Sigmund Freud (1856-1939), commonly referred to as "the father of psychoanalysis" was an Austrian neurologist and is generally recognized as one of the most influential and authoritative thinkers of the twentieth century. He remains a well-recognised figure and he and his ideas are still frequently referenced in pop culture. Freud has been influential in two related but distinct ways. He simultaneously developed a theory of the human mind and human behaviour, as well as clinical techniques for attempting to help neurotics.
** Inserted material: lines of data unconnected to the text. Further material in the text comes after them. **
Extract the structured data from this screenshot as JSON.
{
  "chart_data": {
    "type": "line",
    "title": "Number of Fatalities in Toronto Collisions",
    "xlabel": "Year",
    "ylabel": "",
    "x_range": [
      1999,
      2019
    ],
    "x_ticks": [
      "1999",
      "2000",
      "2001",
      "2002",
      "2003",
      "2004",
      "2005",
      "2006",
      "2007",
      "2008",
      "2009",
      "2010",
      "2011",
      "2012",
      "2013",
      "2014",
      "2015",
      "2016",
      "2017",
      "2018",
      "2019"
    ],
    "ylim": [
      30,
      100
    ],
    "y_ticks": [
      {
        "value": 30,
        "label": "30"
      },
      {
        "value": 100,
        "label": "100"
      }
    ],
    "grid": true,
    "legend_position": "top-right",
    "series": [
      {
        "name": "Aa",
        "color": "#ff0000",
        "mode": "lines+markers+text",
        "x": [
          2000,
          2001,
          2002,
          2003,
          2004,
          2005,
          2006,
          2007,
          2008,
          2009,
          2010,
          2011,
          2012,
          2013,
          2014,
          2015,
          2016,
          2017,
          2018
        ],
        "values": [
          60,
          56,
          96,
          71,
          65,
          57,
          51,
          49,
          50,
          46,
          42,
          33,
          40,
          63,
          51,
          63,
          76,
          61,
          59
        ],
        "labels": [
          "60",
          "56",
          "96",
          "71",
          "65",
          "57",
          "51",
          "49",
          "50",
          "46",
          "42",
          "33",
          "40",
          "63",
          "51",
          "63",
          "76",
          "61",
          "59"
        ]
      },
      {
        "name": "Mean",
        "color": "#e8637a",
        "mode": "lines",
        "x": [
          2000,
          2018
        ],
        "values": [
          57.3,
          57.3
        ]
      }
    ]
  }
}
He popularised the ideas of the unconscious, defense mechanisms, Freudian slips and dream symbolism, while also making a long-lasting impact on fields as diverse as literature, film, Marxist and feminist theories, literary criticism, philosophy and psychology.
Interpretation has changed over time
Freud's beliefs are still highly influential and frequently discussed.
Conscious and unconscious
The mind is divided into the unconscious and the conscious. Freud's work focused on bringing thoughts from the unconscious to the conscious.
A lot of his beliefs and behaviour are considered problematic today.
Freud’s beliefs are grounded in sexism and uphold misogyny
Freud focused on the male perspective in his psychological studies, dismissing women as both inferior and amoral by nature. According to Freud, men have the opportunity to heal from their troubles, while women need a man to guide them at all times.